Water management issues
Good ecological status was identified in only 4.3% of the 2317 surface water bodies in the Middle Elbe basin, which was assessed in 2009 for the Water Framework Directive River Basin Management Plan.
Eutrophication as a result of nutrient pollution from agriculture and urban waste water plants is a key pressure on the basin’s surface waters, and current nutrient loading into the basins waters is far above historical conditions. Diffuse pollution of agricultural run-off and chemical leaching from former mining activities are common across the basin. Nitrates are mainly emitted by diffuse pollution, whereas phosphates are mainly emitted by point source pollution.
The lowland Middle Elbe basin, characterised by low water availability and numerous connected, and often shallow, lakes is extremely sensitive to eutrophication. Currently, phytoplankton growth in most regions is limited by light (due to shading) rather than nutrient availability.
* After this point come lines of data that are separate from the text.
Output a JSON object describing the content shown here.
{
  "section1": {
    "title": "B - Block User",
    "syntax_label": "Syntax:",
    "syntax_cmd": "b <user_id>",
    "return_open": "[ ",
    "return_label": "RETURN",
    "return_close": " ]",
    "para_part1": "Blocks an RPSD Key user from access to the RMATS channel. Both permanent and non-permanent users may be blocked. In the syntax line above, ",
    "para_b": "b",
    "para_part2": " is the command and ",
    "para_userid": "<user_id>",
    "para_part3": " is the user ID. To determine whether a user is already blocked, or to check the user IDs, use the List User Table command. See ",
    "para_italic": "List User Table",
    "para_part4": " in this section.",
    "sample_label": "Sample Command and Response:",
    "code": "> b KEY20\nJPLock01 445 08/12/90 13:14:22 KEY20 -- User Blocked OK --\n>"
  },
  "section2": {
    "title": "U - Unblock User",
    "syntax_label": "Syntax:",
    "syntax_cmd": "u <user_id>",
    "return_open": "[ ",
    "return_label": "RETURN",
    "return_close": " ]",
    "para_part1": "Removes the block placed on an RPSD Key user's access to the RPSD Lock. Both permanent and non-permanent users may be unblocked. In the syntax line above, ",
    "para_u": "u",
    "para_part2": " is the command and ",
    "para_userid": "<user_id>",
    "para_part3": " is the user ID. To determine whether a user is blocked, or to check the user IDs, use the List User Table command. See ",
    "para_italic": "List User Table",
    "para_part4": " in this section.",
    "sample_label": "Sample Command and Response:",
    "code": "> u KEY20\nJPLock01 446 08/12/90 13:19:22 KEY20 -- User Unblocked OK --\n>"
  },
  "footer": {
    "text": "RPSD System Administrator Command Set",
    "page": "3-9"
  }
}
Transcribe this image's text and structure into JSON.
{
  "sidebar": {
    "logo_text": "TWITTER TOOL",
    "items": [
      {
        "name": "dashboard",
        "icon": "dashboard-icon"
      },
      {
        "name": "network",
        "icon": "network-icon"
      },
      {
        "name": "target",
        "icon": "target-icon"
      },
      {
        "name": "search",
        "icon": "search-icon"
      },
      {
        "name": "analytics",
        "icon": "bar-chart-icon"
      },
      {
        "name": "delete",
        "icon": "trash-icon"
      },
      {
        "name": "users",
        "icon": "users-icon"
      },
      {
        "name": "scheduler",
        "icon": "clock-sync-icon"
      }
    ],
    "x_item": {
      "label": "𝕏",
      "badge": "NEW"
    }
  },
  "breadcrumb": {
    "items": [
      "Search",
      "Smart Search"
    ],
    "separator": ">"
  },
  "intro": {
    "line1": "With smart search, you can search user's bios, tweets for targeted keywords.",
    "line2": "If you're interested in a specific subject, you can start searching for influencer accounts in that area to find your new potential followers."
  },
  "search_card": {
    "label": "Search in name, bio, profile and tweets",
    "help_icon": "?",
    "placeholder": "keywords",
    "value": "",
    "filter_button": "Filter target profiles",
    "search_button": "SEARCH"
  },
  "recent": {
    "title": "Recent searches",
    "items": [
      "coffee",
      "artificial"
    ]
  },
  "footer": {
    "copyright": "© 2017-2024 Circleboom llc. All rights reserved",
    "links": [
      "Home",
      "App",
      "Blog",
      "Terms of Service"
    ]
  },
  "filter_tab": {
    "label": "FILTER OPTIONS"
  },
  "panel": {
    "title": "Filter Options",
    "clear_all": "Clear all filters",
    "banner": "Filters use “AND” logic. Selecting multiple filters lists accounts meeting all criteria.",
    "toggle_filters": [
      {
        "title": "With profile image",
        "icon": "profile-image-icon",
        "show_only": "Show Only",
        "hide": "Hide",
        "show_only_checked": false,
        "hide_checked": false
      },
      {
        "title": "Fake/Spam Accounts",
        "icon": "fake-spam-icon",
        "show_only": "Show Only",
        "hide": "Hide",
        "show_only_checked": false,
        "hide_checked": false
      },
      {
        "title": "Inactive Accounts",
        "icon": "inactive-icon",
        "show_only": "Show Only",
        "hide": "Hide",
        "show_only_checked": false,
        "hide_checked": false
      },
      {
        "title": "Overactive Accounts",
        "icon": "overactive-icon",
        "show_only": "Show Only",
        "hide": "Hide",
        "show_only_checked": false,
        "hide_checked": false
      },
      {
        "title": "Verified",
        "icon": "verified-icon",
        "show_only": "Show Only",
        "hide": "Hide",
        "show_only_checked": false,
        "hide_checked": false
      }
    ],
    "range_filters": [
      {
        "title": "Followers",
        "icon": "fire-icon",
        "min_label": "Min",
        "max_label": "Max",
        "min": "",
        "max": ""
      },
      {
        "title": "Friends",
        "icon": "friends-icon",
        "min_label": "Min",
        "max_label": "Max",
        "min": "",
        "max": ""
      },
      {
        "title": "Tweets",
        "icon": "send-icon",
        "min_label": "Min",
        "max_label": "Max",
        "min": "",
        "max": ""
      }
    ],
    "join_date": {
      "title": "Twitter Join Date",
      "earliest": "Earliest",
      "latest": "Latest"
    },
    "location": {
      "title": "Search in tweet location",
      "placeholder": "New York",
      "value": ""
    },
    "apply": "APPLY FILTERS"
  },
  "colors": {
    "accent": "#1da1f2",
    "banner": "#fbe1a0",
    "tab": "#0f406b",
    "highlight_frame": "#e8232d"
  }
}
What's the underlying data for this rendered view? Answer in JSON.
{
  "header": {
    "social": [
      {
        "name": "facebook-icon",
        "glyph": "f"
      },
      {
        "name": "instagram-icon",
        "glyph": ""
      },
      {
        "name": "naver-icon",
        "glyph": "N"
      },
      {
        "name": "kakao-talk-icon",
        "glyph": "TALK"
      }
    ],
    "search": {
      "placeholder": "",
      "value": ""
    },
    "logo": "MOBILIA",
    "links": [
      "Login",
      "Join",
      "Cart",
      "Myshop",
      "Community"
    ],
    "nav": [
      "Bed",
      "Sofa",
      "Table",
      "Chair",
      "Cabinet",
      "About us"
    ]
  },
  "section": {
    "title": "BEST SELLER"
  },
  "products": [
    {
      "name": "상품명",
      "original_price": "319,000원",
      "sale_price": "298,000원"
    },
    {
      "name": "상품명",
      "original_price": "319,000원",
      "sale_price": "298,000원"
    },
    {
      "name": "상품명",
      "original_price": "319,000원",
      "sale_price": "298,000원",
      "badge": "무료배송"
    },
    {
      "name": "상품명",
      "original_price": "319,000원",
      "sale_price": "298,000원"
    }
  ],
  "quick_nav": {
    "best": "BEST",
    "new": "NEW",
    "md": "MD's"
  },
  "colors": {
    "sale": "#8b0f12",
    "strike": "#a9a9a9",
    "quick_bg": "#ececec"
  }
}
In addition, around half of the Middle Elbe channel is classified as ‘heavily modified’ or ‘artificial’, as a result of widespread channel alterations and other hydro-morphological pressures. As a result, the Middle Elbe ecosystems are exposed to numerous multiple stressor combinations.
Environmental storylines and scenarios
The reduction of eutrophication is a key focus for water management in the Middle Elbe basin. Land use is an important driver of the diffuse pollutants which cause eutrophication. Mitigation strategies such as riparian vegetation planting are being proposed as a means of buffering diffuse pollutants, and shading light and heat from the river channel, thus potentially enhancing resilience to future climate changes.
The MARS modelling work in the Middle Elbe basin thus focused on the impacts of changing land use, nutrient emissions and water flows on the river ecosystem, taking into account multiple stressor interactions. Three ‘scenario’ analyses were used to assess the ecological impacts of future land use and management approaches. The MARS scenarios forecast environmental changes in the context of three storylines describing future political, economic, social and climatic changes, to 2025 and 2050 Techno World is characterised by the widespread overuse of natural resources, weak environmental protections and rising global temperatures. In Consensus World, natural resource use is broadly sustainable, environmental protections are maintained or improved, climate changes are weak to moderate. In Fragmented World, natural resource use is highly unsustainable, with a dependency on fossil fuels, weak environmental protections and significant climatic changes.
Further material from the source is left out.